"Memang ada pemikiran bahwa akan dikurangi jumlah pilkada, katakanlah bupati (nanti) dipilih oleh DPRD. Itu juga suatu solusi juga, mungkin lebih kecil risikonya dibanding sekarang ini (pilkada langsung)," kata dia, di Jakarta, Selasa.
Menurut Kalla, dengan banyaknya Pemilu seperti saat ini, biaya politik yang dikeluarkan partai, calon kepala daerah dan caleg DPRD juga semakin besar.
Hal itu dapat menjadi pemicu bagi para politikus yang terpilih dalam pemilu untuk mengembalikan modal kampanye.

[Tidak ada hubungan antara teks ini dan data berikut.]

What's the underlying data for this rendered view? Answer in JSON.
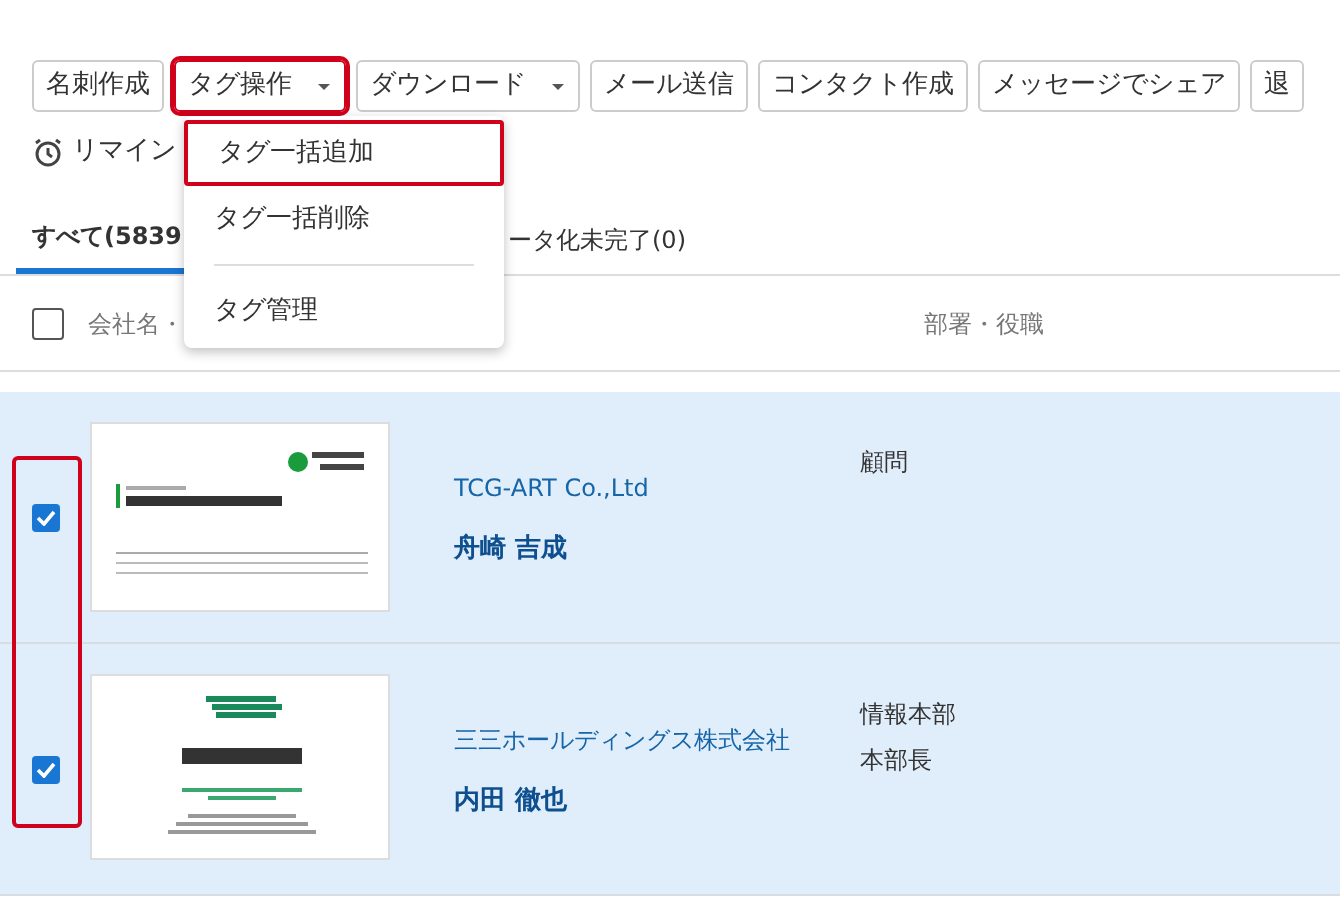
{
  "toolbar": {
    "buttons": [
      {
        "label": "名刺作成",
        "dropdown": false,
        "highlighted": false
      },
      {
        "label": "タグ操作",
        "dropdown": true,
        "highlighted": true
      },
      {
        "label": "ダウンロード",
        "dropdown": true,
        "highlighted": false
      },
      {
        "label": "メール送信",
        "dropdown": false,
        "highlighted": false
      },
      {
        "label": "コンタクト作成",
        "dropdown": false,
        "highlighted": false
      },
      {
        "label": "メッセージでシェア",
        "dropdown": false,
        "highlighted": false
      },
      {
        "label": "退",
        "dropdown": false,
        "highlighted": false
      }
    ]
  },
  "reminder": {
    "label": "リマイン"
  },
  "dropdown_menu": {
    "items": [
      {
        "kind": "item",
        "label": "タグ一括追加",
        "highlighted": true
      },
      {
        "kind": "item",
        "label": "タグ一括削除",
        "highlighted": false
      },
      {
        "kind": "divider"
      },
      {
        "kind": "item",
        "label": "タグ管理",
        "highlighted": false
      }
    ]
  },
  "tabs": [
    {
      "label": "すべて(5839",
      "selected": true
    },
    {
      "label": "ータ化未完了(0)",
      "selected": false
    }
  ],
  "table": {
    "header": {
      "checked": false,
      "columns": [
        "会社名・",
        "部署・役職"
      ]
    },
    "checkbox_highlight": true,
    "rows": [
      {
        "checked": true,
        "kind": "logo-card",
        "company": "TCG-ART Co.,Ltd",
        "name": "舟崎 吉成",
        "department": [
          "顧問"
        ]
      },
      {
        "checked": true,
        "kind": "bar-card",
        "company": "三三ホールディングス株式会社",
        "name": "内田 徹也",
        "department": [
          "情報本部",
          "本部長"
        ]
      }
    ]
  }
}
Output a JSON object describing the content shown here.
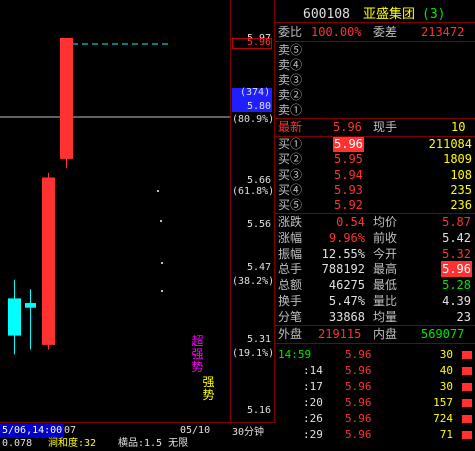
{
  "stock": {
    "code": "600108",
    "name": "亚盛集团",
    "number": "(3)"
  },
  "header": {
    "weibi_label": "委比",
    "weibi_value": "100.00%",
    "weicha_label": "委差",
    "weicha_value": "213472"
  },
  "sell_labels": [
    "卖⑤",
    "卖④",
    "卖③",
    "卖②",
    "卖①"
  ],
  "latest": {
    "label": "最新",
    "value": "5.96",
    "xianshou_label": "现手",
    "xianshou_value": "10"
  },
  "buy": [
    {
      "label": "买①",
      "price": "5.96",
      "vol": "211084"
    },
    {
      "label": "买②",
      "price": "5.95",
      "vol": "1809"
    },
    {
      "label": "买③",
      "price": "5.94",
      "vol": "108"
    },
    {
      "label": "买④",
      "price": "5.93",
      "vol": "235"
    },
    {
      "label": "买⑤",
      "price": "5.92",
      "vol": "236"
    }
  ],
  "stats": [
    {
      "l1": "涨跌",
      "v1": "0.54",
      "l2": "均价",
      "v2": "5.87"
    },
    {
      "l1": "涨幅",
      "v1": "9.96%",
      "l2": "前收",
      "v2": "5.42"
    },
    {
      "l1": "振幅",
      "v1": "12.55%",
      "l2": "今开",
      "v2": "5.32"
    },
    {
      "l1": "总手",
      "v1": "788192",
      "l2": "最高",
      "v2": "5.96"
    },
    {
      "l1": "总额",
      "v1": "46275",
      "l2": "最低",
      "v2": "5.28"
    },
    {
      "l1": "换手",
      "v1": "5.47%",
      "l2": "量比",
      "v2": "4.39"
    },
    {
      "l1": "分笔",
      "v1": "33868",
      "l2": "均量",
      "v2": "23"
    }
  ],
  "panels": {
    "waipan_label": "外盘",
    "waipan_value": "219115",
    "neipan_label": "内盘",
    "neipan_value": "569077"
  },
  "ticks": [
    {
      "time": "14:59",
      "price": "5.96",
      "vol": "30"
    },
    {
      "time": ":14",
      "price": "5.96",
      "vol": "40"
    },
    {
      "time": ":17",
      "price": "5.96",
      "vol": "30"
    },
    {
      "time": ":20",
      "price": "5.96",
      "vol": "157"
    },
    {
      "time": ":26",
      "price": "5.96",
      "vol": "724"
    },
    {
      "time": ":29",
      "price": "5.96",
      "vol": "71"
    }
  ],
  "axis": {
    "p1": "5.97",
    "p2": "5.96",
    "p3": "(374)",
    "p4": "5.80",
    "p5": "(80.9%)",
    "p6": "5.66",
    "p7": "(61.8%)",
    "p8": "5.56",
    "p9": "5.47",
    "p10": "(38.2%)",
    "p11": "5.31",
    "p12": "(19.1%)",
    "p13": "5.16"
  },
  "annot": {
    "chaoqiang": "超强势",
    "qiangshi": "强势"
  },
  "bottom": {
    "date": "5/06,14:00",
    "num": "07",
    "mid": "05/10",
    "period": "30分钟",
    "b1": "0.078",
    "b2": "涧和度:32",
    "b3": "横品:1.5 无限"
  },
  "chart_data": {
    "type": "candlestick",
    "candles": [
      {
        "open": 5.32,
        "close": 5.4,
        "high": 5.44,
        "low": 5.28,
        "color": "#00ffff"
      },
      {
        "open": 5.39,
        "close": 5.38,
        "high": 5.42,
        "low": 5.29,
        "color": "#00ffff"
      },
      {
        "open": 5.3,
        "close": 5.66,
        "high": 5.67,
        "low": 5.29,
        "color": "#ff3232"
      },
      {
        "open": 5.7,
        "close": 5.96,
        "high": 5.96,
        "low": 5.68,
        "color": "#ff3232"
      }
    ]
  }
}
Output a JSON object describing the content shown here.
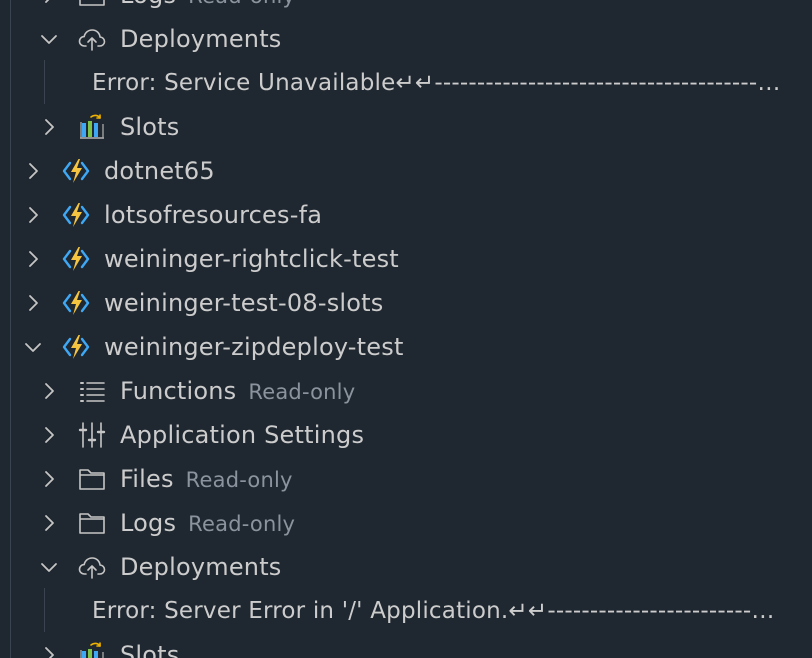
{
  "tree": {
    "items": [
      {
        "label": "Logs",
        "description": "Read-only"
      },
      {
        "label": "Deployments"
      },
      {
        "label": "Error: Service Unavailable↵↵--------------------------------------------------------"
      },
      {
        "label": "Slots"
      },
      {
        "label": "dotnet65"
      },
      {
        "label": "lotsofresources-fa"
      },
      {
        "label": "weininger-rightclick-test"
      },
      {
        "label": "weininger-test-08-slots"
      },
      {
        "label": "weininger-zipdeploy-test"
      },
      {
        "label": "Functions",
        "description": "Read-only"
      },
      {
        "label": "Application Settings"
      },
      {
        "label": "Files",
        "description": "Read-only"
      },
      {
        "label": "Logs",
        "description": "Read-only"
      },
      {
        "label": "Deployments"
      },
      {
        "label": "Error: Server Error in '/' Application.↵↵--------------------------------------------------------"
      },
      {
        "label": "Slots"
      }
    ]
  },
  "colors": {
    "background": "#1f2730",
    "text": "#cccccc",
    "description": "#8b949e",
    "function_bolt": "#f5c542",
    "function_bracket": "#3ea8f5"
  },
  "icons": {
    "collapsed": "chevron-right-icon",
    "expanded": "chevron-down-icon",
    "folder": "folder-icon",
    "cloud": "cloud-upload-icon",
    "slots": "slots-icon",
    "function_app": "function-app-icon",
    "list": "list-icon",
    "settings": "settings-sliders-icon"
  }
}
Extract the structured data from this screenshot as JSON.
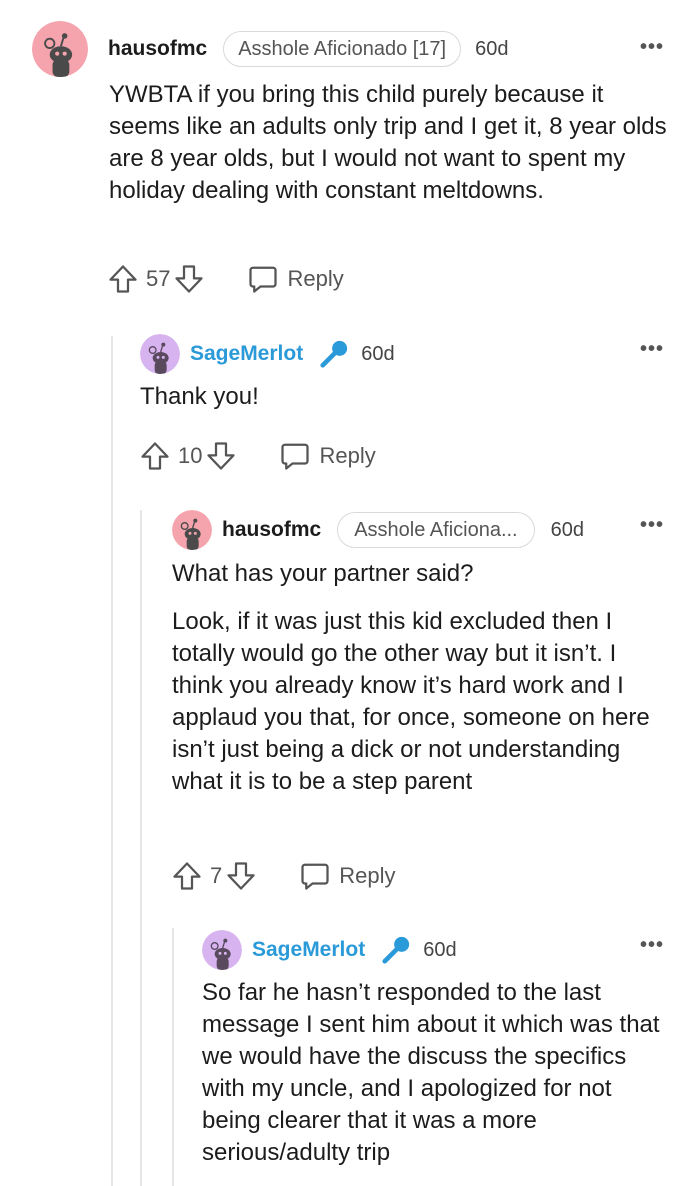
{
  "comments": [
    {
      "username": "hausofmc",
      "flair": "Asshole Aficionado [17]",
      "time": "60d",
      "body": [
        "YWBTA if you bring this child purely because it seems like an adults only trip and I get it, 8 year olds are 8 year olds, but I would not want to spent my holiday dealing with constant meltdowns."
      ],
      "votes": "57",
      "reply_label": "Reply",
      "more": "•••"
    },
    {
      "username": "SageMerlot",
      "time": "60d",
      "body": [
        "Thank you!"
      ],
      "votes": "10",
      "reply_label": "Reply",
      "more": "•••"
    },
    {
      "username": "hausofmc",
      "flair": "Asshole Aficiona...",
      "time": "60d",
      "body": [
        "What has your partner said?",
        "Look, if it was just this kid excluded then I totally would go the other way but it isn’t. I think you already know it’s hard work and I applaud you that, for once, someone on here isn’t just being a dick or not understanding what it is to be a step parent"
      ],
      "votes": "7",
      "reply_label": "Reply",
      "more": "•••"
    },
    {
      "username": "SageMerlot",
      "time": "60d",
      "body": [
        "So far he hasn’t responded to the last message I sent him about it which was that we would have the discuss the specifics with my uncle, and I apologized for not being clearer that it was a more serious/adulty trip"
      ],
      "votes": "",
      "reply_label": "",
      "more": "•••"
    }
  ],
  "colors": {
    "op_name": "#2b9ad8",
    "mic_icon": "#2b9ad8",
    "avatar_pink": "#f5a4ad",
    "avatar_purple": "#d7b4f0"
  },
  "icons": [
    "snoo-avatar-icon",
    "microphone-icon",
    "upvote-icon",
    "downvote-icon",
    "comment-bubble-icon",
    "more-options-icon"
  ]
}
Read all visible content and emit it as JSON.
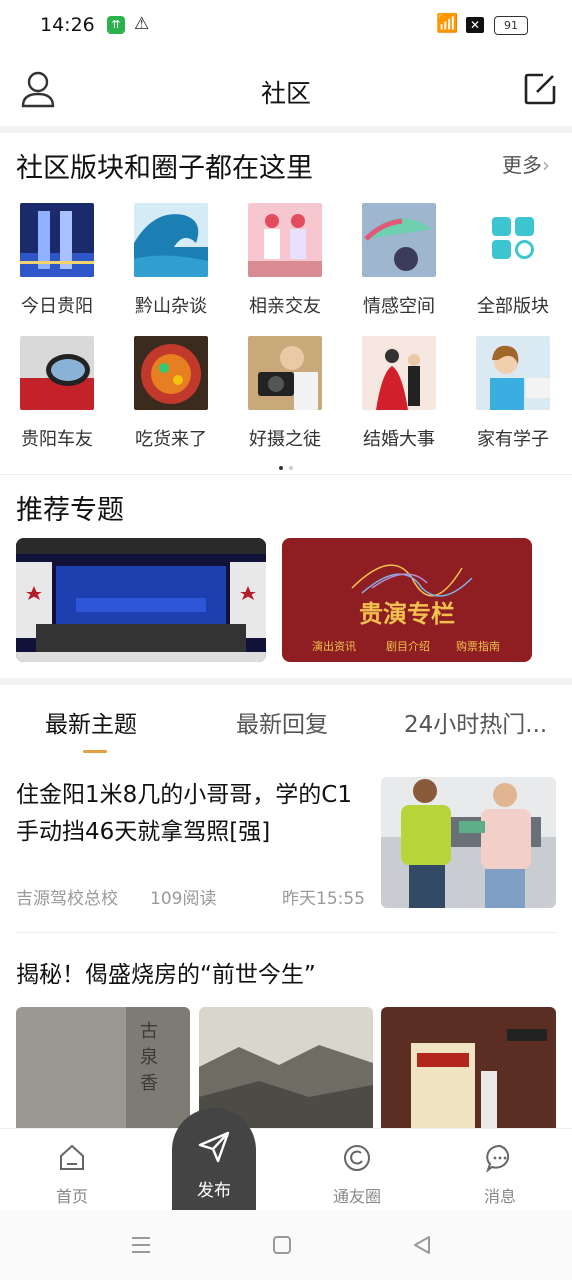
{
  "status_bar": {
    "time": "14:26",
    "battery": "91"
  },
  "header": {
    "title": "社区"
  },
  "forums": {
    "title": "社区版块和圈子都在这里",
    "more": "更多",
    "items": [
      {
        "label": "今日贵阳",
        "icon": "city-towers-thumb"
      },
      {
        "label": "黔山杂谈",
        "icon": "wave-thumb"
      },
      {
        "label": "相亲交友",
        "icon": "couple-thumb"
      },
      {
        "label": "情感空间",
        "icon": "umbrella-thumb"
      },
      {
        "label": "全部版块",
        "icon": "grid-blocks-icon"
      },
      {
        "label": "贵阳车友",
        "icon": "car-mirror-thumb"
      },
      {
        "label": "吃货来了",
        "icon": "food-thumb"
      },
      {
        "label": "好摄之徒",
        "icon": "camera-thumb"
      },
      {
        "label": "结婚大事",
        "icon": "wedding-thumb"
      },
      {
        "label": "家有学子",
        "icon": "student-thumb"
      }
    ]
  },
  "topics": {
    "title": "推荐专题",
    "banner2": {
      "title": "贵演专栏",
      "links": [
        "演出资讯",
        "剧目介绍",
        "购票指南"
      ]
    }
  },
  "feed_tabs": [
    "最新主题",
    "最新回复",
    "24小时热门..."
  ],
  "posts": [
    {
      "title": "住金阳1米8几的小哥哥，学的C1手动挡46天就拿驾照[强]",
      "author": "吉源驾校总校",
      "reads": "109阅读",
      "time": "昨天15:55"
    },
    {
      "title": "揭秘！偈盛烧房的“前世今生”"
    }
  ],
  "tabbar": {
    "home": "首页",
    "publish": "发布",
    "friends": "通友圈",
    "messages": "消息"
  },
  "colors": {
    "accent": "#e0a040",
    "banner_red": "#8e1e22",
    "gold": "#f2c14e"
  }
}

"Makin banyak pemilu, makin banyak ongkos, makin banyak (korupsi). Sehingga kalau semua level pilkada ada, kemudian kampanye makin lama, makin banyak ongkos juga. Jadi makin banyak ongkos, banyak orang korup untuk mengembalikan modal," jelasnya.
Banyaknya kasus korupsi yang melibatkan pejabat daerah akhir-akhir ini, menurut Kalla, antara lain juga disebabkan oleh sistem desentralisasi yang memberikan wewenang penuh bagi pemda untuk mengatur pemerintahan.
Dahulu, ketika sistem pemerintahan di Indonesia masih terpusat, kasus korupsi terjadi di kalangan elite di tingkat pusat. Kini, lanjut Wapres, ketika daerah memiliki kekuasaan sendiri, kecenderungan untuk korupsi banyak menimpa pejabat di daerah.
Namun untuk mengembalikan sistem pemerintahan menjadi terpusat lagi seperti dulu, menurut JK hal itu tidak bisa dilakukan. Sehingga, salah satu upaya yang dilakukan adalah dengan mengembalikan wewenang pemberian ijin tambang di kabupaten ditarik lagi ke provinsi.
"Kalau otonomi susah ditarik lagi, (karena) begitu diberikan kewenangan ke daerah itu susah ditarik lagi. Walaupun ada juga yang dipindahkan; dulu ijin tambang di kabupaten, sekarang ijin tambang itu ke provinsi," katanya.